Re: [IP] Re: [IPy] Frustrated
This is good information, not just when dealing with insurance companies,
but any business transaction, whether it be in person, online or on the
On Mon, Apr 7, 2014 at 2:15 AM, <email @ redacted> wrote:
> > Right now, my endo writes for 8 strips a day, but insurance is saying
> > I only
> > get 200 strips per copay, so I get 25 days worth for one copay. If he
> > wrote for ten per day, my guess is I'd get 20 days for one copay. I'm
> > working on this. It's hard to get the people in the endo's office to
> > understand what needs to be done to get the 30 days supply for one
> > copay. I already had to switch back to one touch from contour because
> > of this insurance - which is fine. Minimed supplied them under the old
> > insurance, and I didn't have to deal with a limit.
> > Luckily I have a flexible savings account to help pay for stuff.
> > Stacey
> I've done this over and over for Lily. This is what works every time.
> Make sure you are talking directly to your insurance company, not the
> pharmacy supplier. The pharmacy supplier is a 3rd party provider
> under contract to the insurance co. If they provide you with strips
> over and above WHAT THEIR CONTRACT WITH YOUR INSURANCE CO. says, the
> don't get paid so their not gonna do it. You must speak with the
> pharmacy manager (or some similar title) at your insurance company.
> The try hard to screen the calls so you can't reach that person but
> if you persist you will succeed in reaching them.
> 1) Make sure the doc writes specifically that you are to test 10x per
> day so that if they don't want to do it then they are "practicing
> medicine".... and you can ask the question "are you telling me what
> my medical care should be"? "are you practicing medicine"

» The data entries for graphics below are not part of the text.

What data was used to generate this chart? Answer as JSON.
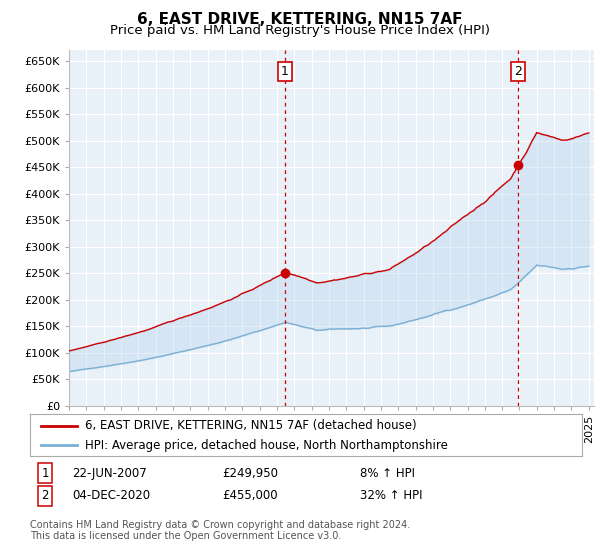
{
  "title": "6, EAST DRIVE, KETTERING, NN15 7AF",
  "subtitle": "Price paid vs. HM Land Registry's House Price Index (HPI)",
  "ylabel_ticks": [
    "£0",
    "£50K",
    "£100K",
    "£150K",
    "£200K",
    "£250K",
    "£300K",
    "£350K",
    "£400K",
    "£450K",
    "£500K",
    "£550K",
    "£600K",
    "£650K"
  ],
  "ytick_values": [
    0,
    50000,
    100000,
    150000,
    200000,
    250000,
    300000,
    350000,
    400000,
    450000,
    500000,
    550000,
    600000,
    650000
  ],
  "ylim": [
    0,
    670000
  ],
  "xlim_start": 1995.0,
  "xlim_end": 2025.3,
  "sale1_x": 2007.47,
  "sale1_y": 249950,
  "sale1_label": "1",
  "sale2_x": 2020.92,
  "sale2_y": 455000,
  "sale2_label": "2",
  "line_red_color": "#cc0000",
  "line_blue_color": "#7ab0d4",
  "fill_color": "#ddeeff",
  "background_color": "#ffffff",
  "chart_bg_color": "#e8f0f8",
  "grid_color": "#ffffff",
  "legend_label_red": "6, EAST DRIVE, KETTERING, NN15 7AF (detached house)",
  "legend_label_blue": "HPI: Average price, detached house, North Northamptonshire",
  "annotation1_date": "22-JUN-2007",
  "annotation1_price": "£249,950",
  "annotation1_hpi": "8% ↑ HPI",
  "annotation2_date": "04-DEC-2020",
  "annotation2_price": "£455,000",
  "annotation2_hpi": "32% ↑ HPI",
  "footnote": "Contains HM Land Registry data © Crown copyright and database right 2024.\nThis data is licensed under the Open Government Licence v3.0.",
  "title_fontsize": 11,
  "subtitle_fontsize": 9.5,
  "tick_fontsize": 8,
  "legend_fontsize": 8.5,
  "annotation_fontsize": 8.5,
  "footnote_fontsize": 7
}
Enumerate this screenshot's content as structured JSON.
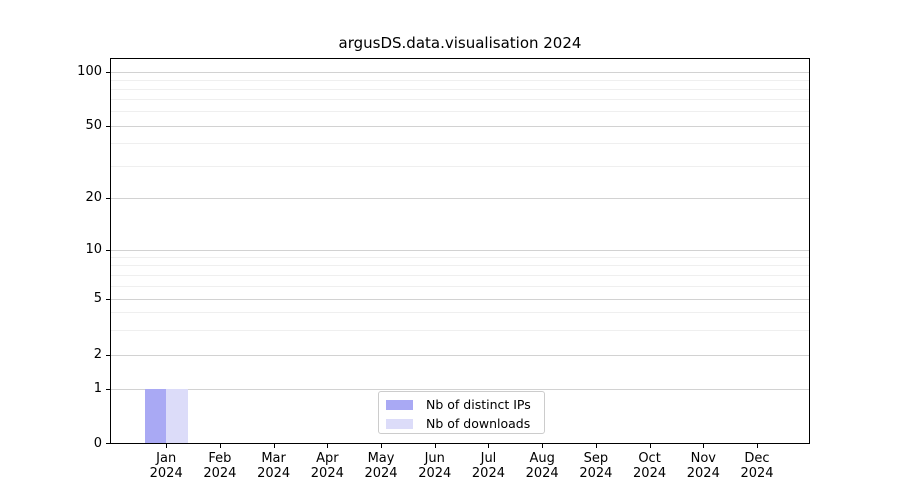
{
  "chart_data": {
    "type": "bar",
    "title": "argusDS.data.visualisation 2024",
    "categories": [
      "Jan",
      "Feb",
      "Mar",
      "Apr",
      "May",
      "Jun",
      "Jul",
      "Aug",
      "Sep",
      "Oct",
      "Nov",
      "Dec"
    ],
    "category_year": "2024",
    "series": [
      {
        "name": "Nb of distinct IPs",
        "color": "#a9a9f4",
        "values": [
          1,
          0,
          0,
          0,
          0,
          0,
          0,
          0,
          0,
          0,
          0,
          0
        ]
      },
      {
        "name": "Nb of downloads",
        "color": "#dcdcf9",
        "values": [
          1,
          0,
          0,
          0,
          0,
          0,
          0,
          0,
          0,
          0,
          0,
          0
        ]
      }
    ],
    "yaxis": {
      "scale": "symlog",
      "ticks": [
        0,
        1,
        2,
        5,
        10,
        20,
        50,
        100
      ],
      "minor_gridlines": [
        3,
        4,
        6,
        7,
        8,
        9,
        30,
        40,
        60,
        70,
        80,
        90
      ],
      "ylim": [
        0,
        118
      ]
    },
    "xlabel": "",
    "ylabel": "",
    "legend": {
      "position": "lower center"
    },
    "grid": true,
    "colors": {
      "major_grid": "#d2d2d2",
      "minor_grid": "#efefef",
      "axis": "#000000",
      "legend_border": "#cccccc",
      "background": "#ffffff"
    }
  }
}
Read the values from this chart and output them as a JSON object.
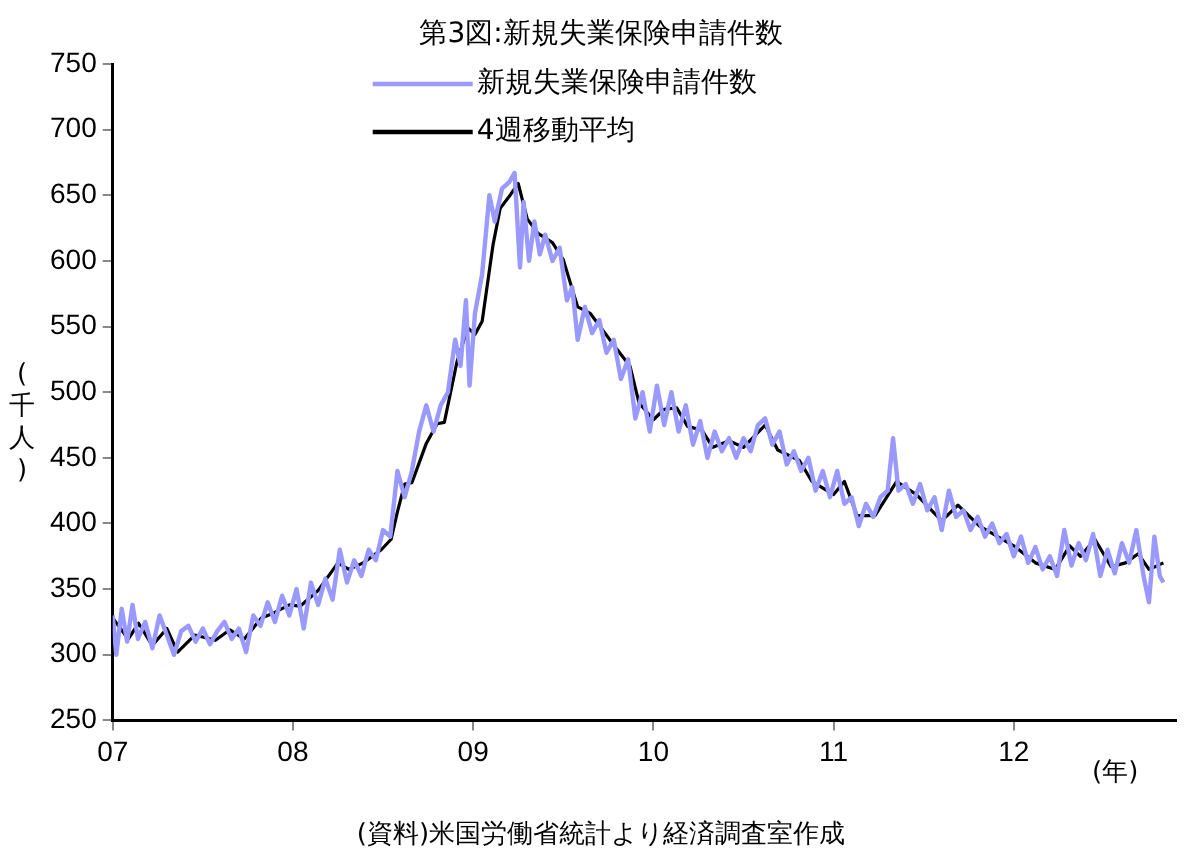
{
  "chart_data": {
    "type": "line",
    "title": "第3図:新規失業保険申請件数",
    "ylabel": "(千人)",
    "xlabel": "(年)",
    "annotations": [
      "(資料)米国労働省統計より経済調査室作成"
    ],
    "xlim": [
      2007,
      2012.9
    ],
    "xticks": [
      {
        "value": 2007,
        "label": "07"
      },
      {
        "value": 2008,
        "label": "08"
      },
      {
        "value": 2009,
        "label": "09"
      },
      {
        "value": 2010,
        "label": "10"
      },
      {
        "value": 2011,
        "label": "11"
      },
      {
        "value": 2012,
        "label": "12"
      }
    ],
    "ylim": [
      250,
      750
    ],
    "yticks": [
      250,
      300,
      350,
      400,
      450,
      500,
      550,
      600,
      650,
      700,
      750
    ],
    "grid": false,
    "legend": "top",
    "marker": "none",
    "line_style": "solid",
    "series": [
      {
        "name": "新規失業保険申請件数",
        "color": "#9999ff",
        "x": [
          2007.0,
          2007.02,
          2007.05,
          2007.08,
          2007.11,
          2007.14,
          2007.18,
          2007.22,
          2007.26,
          2007.3,
          2007.34,
          2007.38,
          2007.42,
          2007.46,
          2007.5,
          2007.54,
          2007.58,
          2007.62,
          2007.66,
          2007.7,
          2007.74,
          2007.78,
          2007.82,
          2007.86,
          2007.9,
          2007.94,
          2007.98,
          2008.02,
          2008.06,
          2008.1,
          2008.14,
          2008.18,
          2008.22,
          2008.26,
          2008.3,
          2008.34,
          2008.38,
          2008.42,
          2008.46,
          2008.5,
          2008.54,
          2008.58,
          2008.62,
          2008.66,
          2008.7,
          2008.74,
          2008.78,
          2008.82,
          2008.86,
          2008.9,
          2008.93,
          2008.96,
          2008.98,
          2009.01,
          2009.05,
          2009.09,
          2009.12,
          2009.16,
          2009.2,
          2009.23,
          2009.26,
          2009.28,
          2009.31,
          2009.34,
          2009.37,
          2009.4,
          2009.44,
          2009.48,
          2009.52,
          2009.55,
          2009.58,
          2009.62,
          2009.66,
          2009.7,
          2009.74,
          2009.78,
          2009.82,
          2009.86,
          2009.9,
          2009.94,
          2009.98,
          2010.02,
          2010.06,
          2010.1,
          2010.14,
          2010.18,
          2010.22,
          2010.26,
          2010.3,
          2010.34,
          2010.38,
          2010.42,
          2010.46,
          2010.5,
          2010.54,
          2010.58,
          2010.62,
          2010.66,
          2010.7,
          2010.74,
          2010.78,
          2010.82,
          2010.86,
          2010.9,
          2010.94,
          2010.98,
          2011.02,
          2011.06,
          2011.1,
          2011.14,
          2011.18,
          2011.22,
          2011.26,
          2011.3,
          2011.33,
          2011.36,
          2011.4,
          2011.44,
          2011.48,
          2011.52,
          2011.56,
          2011.6,
          2011.64,
          2011.68,
          2011.72,
          2011.76,
          2011.8,
          2011.84,
          2011.88,
          2011.92,
          2011.96,
          2012.0,
          2012.04,
          2012.08,
          2012.12,
          2012.16,
          2012.2,
          2012.24,
          2012.28,
          2012.32,
          2012.36,
          2012.4,
          2012.44,
          2012.48,
          2012.52,
          2012.56,
          2012.6,
          2012.64,
          2012.68,
          2012.72,
          2012.75,
          2012.78,
          2012.81,
          2012.83
        ],
        "values": [
          330,
          300,
          335,
          310,
          338,
          312,
          325,
          305,
          330,
          315,
          300,
          318,
          322,
          310,
          320,
          308,
          318,
          325,
          312,
          320,
          302,
          330,
          322,
          340,
          325,
          345,
          330,
          350,
          320,
          355,
          338,
          358,
          342,
          380,
          355,
          372,
          360,
          380,
          372,
          395,
          390,
          440,
          420,
          440,
          470,
          490,
          470,
          490,
          500,
          540,
          520,
          570,
          505,
          560,
          590,
          650,
          630,
          655,
          660,
          667,
          595,
          645,
          600,
          630,
          605,
          620,
          600,
          610,
          570,
          580,
          540,
          565,
          545,
          555,
          530,
          540,
          510,
          525,
          480,
          500,
          470,
          505,
          475,
          500,
          470,
          490,
          460,
          478,
          450,
          470,
          455,
          465,
          450,
          465,
          455,
          475,
          480,
          460,
          470,
          445,
          455,
          440,
          450,
          425,
          440,
          420,
          440,
          415,
          420,
          398,
          415,
          405,
          420,
          425,
          465,
          425,
          430,
          415,
          430,
          410,
          420,
          395,
          425,
          405,
          410,
          395,
          405,
          390,
          400,
          385,
          392,
          375,
          390,
          370,
          382,
          365,
          375,
          360,
          395,
          368,
          385,
          372,
          392,
          360,
          380,
          362,
          385,
          370,
          395,
          360,
          340,
          390,
          360,
          355
        ]
      },
      {
        "name": "4週移動平均",
        "color": "#000000",
        "x": [
          2007.0,
          2007.086,
          2007.144,
          2007.22,
          2007.3,
          2007.36,
          2007.455,
          2007.57,
          2007.65,
          2007.73,
          2007.825,
          2007.88,
          2007.98,
          2008.04,
          2008.14,
          2008.25,
          2008.31,
          2008.39,
          2008.49,
          2008.545,
          2008.58,
          2008.62,
          2008.66,
          2008.74,
          2008.8,
          2008.84,
          2008.91,
          2008.97,
          2009.01,
          2009.05,
          2009.11,
          2009.15,
          2009.21,
          2009.25,
          2009.3,
          2009.36,
          2009.44,
          2009.5,
          2009.58,
          2009.65,
          2009.71,
          2009.79,
          2009.87,
          2009.92,
          2010.0,
          2010.06,
          2010.13,
          2010.19,
          2010.27,
          2010.33,
          2010.42,
          2010.5,
          2010.62,
          2010.69,
          2010.81,
          2010.88,
          2011.0,
          2011.06,
          2011.13,
          2011.23,
          2011.35,
          2011.46,
          2011.6,
          2011.69,
          2011.81,
          2012.0,
          2012.12,
          2012.23,
          2012.31,
          2012.37,
          2012.45,
          2012.54,
          2012.62,
          2012.69,
          2012.75,
          2012.83
        ],
        "values": [
          328,
          312,
          324,
          307,
          320,
          302,
          315,
          311,
          319,
          312,
          328,
          331,
          338,
          337,
          349,
          370,
          365,
          370,
          380,
          388,
          409,
          430,
          431,
          461,
          476,
          477,
          523,
          549,
          544,
          554,
          612,
          640,
          651,
          659,
          632,
          621,
          614,
          601,
          565,
          560,
          549,
          534,
          520,
          492,
          479,
          487,
          488,
          474,
          471,
          458,
          463,
          458,
          475,
          456,
          448,
          432,
          422,
          432,
          406,
          406,
          432,
          422,
          402,
          414,
          398,
          383,
          370,
          365,
          383,
          375,
          388,
          367,
          370,
          377,
          365,
          370
        ]
      }
    ]
  }
}
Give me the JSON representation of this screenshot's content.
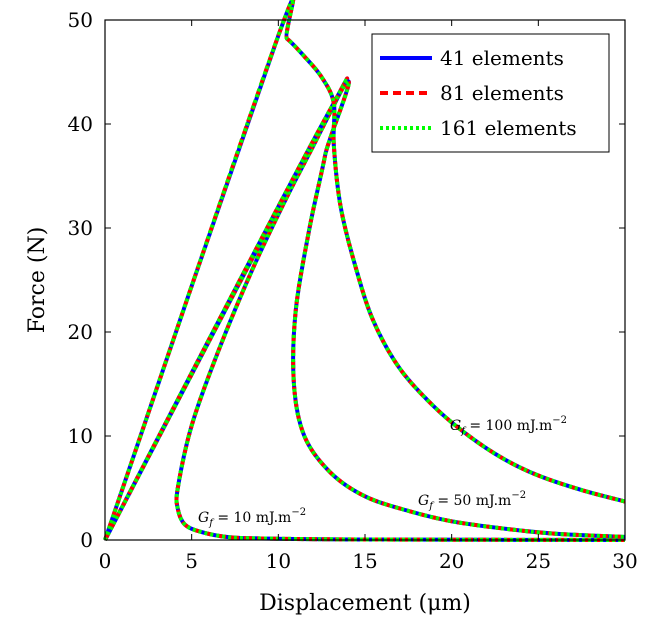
{
  "chart_data": {
    "type": "line",
    "xlabel": "Displacement (μm)",
    "ylabel": "Force (N)",
    "xlim": [
      0,
      30
    ],
    "ylim": [
      0,
      50
    ],
    "xticks": [
      0,
      5,
      10,
      15,
      20,
      25,
      30
    ],
    "yticks": [
      0,
      10,
      20,
      30,
      40,
      50
    ],
    "grid": false,
    "legend_position": "top-right",
    "series": [
      {
        "name": "41 elements",
        "color": "#0000ff",
        "style": "solid"
      },
      {
        "name": "81 elements",
        "color": "#ff0000",
        "style": "dashed"
      },
      {
        "name": "161 elements",
        "color": "#00ff00",
        "style": "dotted"
      }
    ],
    "curves": [
      {
        "label": "G_f = 10 mJ.m^-2",
        "annotation": "G",
        "annotation_sub": "f",
        "annotation_rest": " = 10 mJ.m",
        "annotation_sup": "−2",
        "points": [
          [
            0,
            0
          ],
          [
            13.2,
            42
          ],
          [
            12.2,
            38.5
          ],
          [
            10.5,
            33
          ],
          [
            8.5,
            26
          ],
          [
            6.5,
            18
          ],
          [
            5,
            11
          ],
          [
            4.2,
            5
          ],
          [
            4.2,
            3
          ],
          [
            4.6,
            1.5
          ],
          [
            5.5,
            0.8
          ],
          [
            7,
            0.3
          ],
          [
            9,
            0.15
          ],
          [
            15,
            0.05
          ],
          [
            30,
            0
          ]
        ]
      },
      {
        "label": "G_f = 50 mJ.m^-2",
        "annotation": "G",
        "annotation_sub": "f",
        "annotation_rest": " = 50 mJ.m",
        "annotation_sup": "−2",
        "points": [
          [
            0,
            0
          ],
          [
            13.2,
            42
          ],
          [
            12.7,
            37
          ],
          [
            11.8,
            30
          ],
          [
            11,
            22
          ],
          [
            10.9,
            15
          ],
          [
            11.5,
            10
          ],
          [
            13,
            6.5
          ],
          [
            15,
            4.2
          ],
          [
            17.5,
            2.8
          ],
          [
            20,
            1.8
          ],
          [
            23,
            1.1
          ],
          [
            26,
            0.6
          ],
          [
            30,
            0.3
          ]
        ]
      },
      {
        "label": "G_f = 100 mJ.m^-2",
        "annotation": "G",
        "annotation_sub": "f",
        "annotation_rest": " = 100 mJ.m",
        "annotation_sup": "−2",
        "points": [
          [
            0,
            0
          ],
          [
            10,
            48.5
          ],
          [
            10.5,
            48.2
          ],
          [
            11.5,
            46.5
          ],
          [
            12.5,
            44.5
          ],
          [
            13.2,
            42
          ],
          [
            13.2,
            38
          ],
          [
            13.6,
            32
          ],
          [
            14.5,
            26
          ],
          [
            15.5,
            21
          ],
          [
            17,
            16.5
          ],
          [
            19,
            12.8
          ],
          [
            21,
            10
          ],
          [
            23,
            7.8
          ],
          [
            25,
            6.2
          ],
          [
            27.5,
            4.8
          ],
          [
            30,
            3.7
          ]
        ]
      }
    ]
  }
}
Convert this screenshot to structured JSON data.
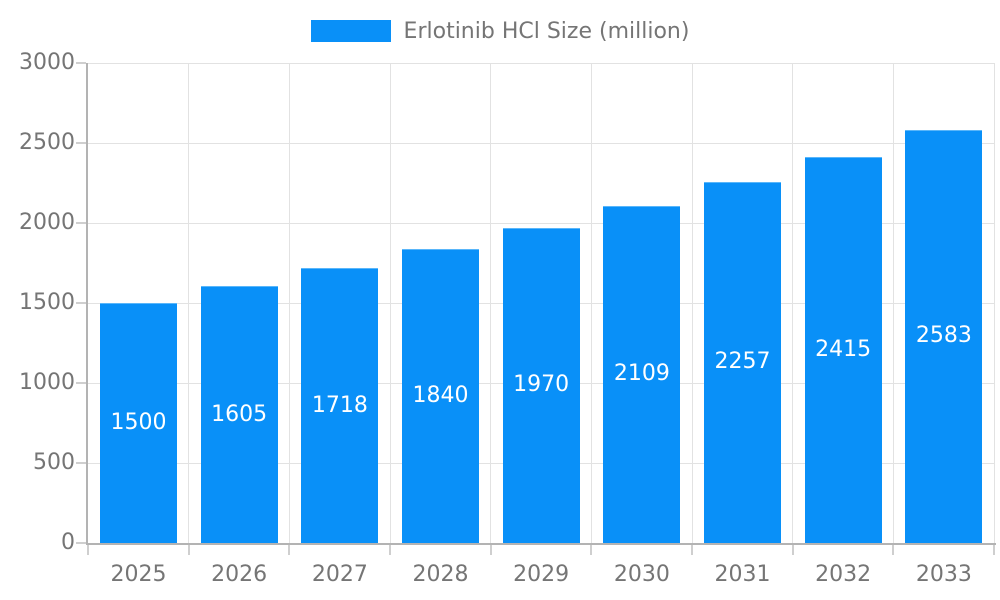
{
  "colors": {
    "bar": "#0990f8",
    "bar_border": "#59b6fa",
    "grid": "#e2e2e2",
    "axis": "#b3b3b3",
    "tick": "#cfcfcf",
    "label": "#757575",
    "value_label": "#ffffff"
  },
  "chart_data": {
    "type": "bar",
    "title": "",
    "legend": "Erlotinib HCl Size (million)",
    "legend_position": "top",
    "categories": [
      "2025",
      "2026",
      "2027",
      "2028",
      "2029",
      "2030",
      "2031",
      "2032",
      "2033"
    ],
    "series": [
      {
        "name": "Erlotinib HCl Size (million)",
        "values": [
          1500,
          1605,
          1718,
          1840,
          1970,
          2109,
          2257,
          2415,
          2583
        ]
      }
    ],
    "values": [
      1500,
      1605,
      1718,
      1840,
      1970,
      2109,
      2257,
      2415,
      2583
    ],
    "value_labels_shown": true,
    "xlabel": "",
    "ylabel": "",
    "ylim": [
      0,
      3000
    ],
    "yticks": [
      0,
      500,
      1000,
      1500,
      2000,
      2500,
      3000
    ],
    "grid": true
  }
}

> 2) ask specifically where in YOUR COPY of the contract of insurance
> it says that strips are limited to (whatever). Make sure you read the
> section on diabetes supplies so you can quote it back to them with
> the page number and paragraph number.
> 3) definetly appeal TWICE. Make sure you document the time and date
> of each contact and exactly who you speak with. There is no 3rd time.
> The third time goes directly to the state insurance comissioner with
> a complaint that your doctor has prescribed specific medical care
> which is covered by your policy (quote page and paragraph and include
> a copy) and they have refused to provide the care ... and in addition
> that they are practicing medicine by countermanding the doctors
> specific orders.
> Of course, the third letter will never be written because they will
> cave in. KEEP the records for each time you have to do this so that
> you can quote back to them next time, the dates, who you talked to,
> the dates of appeal, the outcomes, etc.... after a few time, they
> will probably stop hassling you because they will figure out that you
> are not an easy mark. I've had to do it 4 or 5 times over the years
> but it all stopped about a half dozen years ago.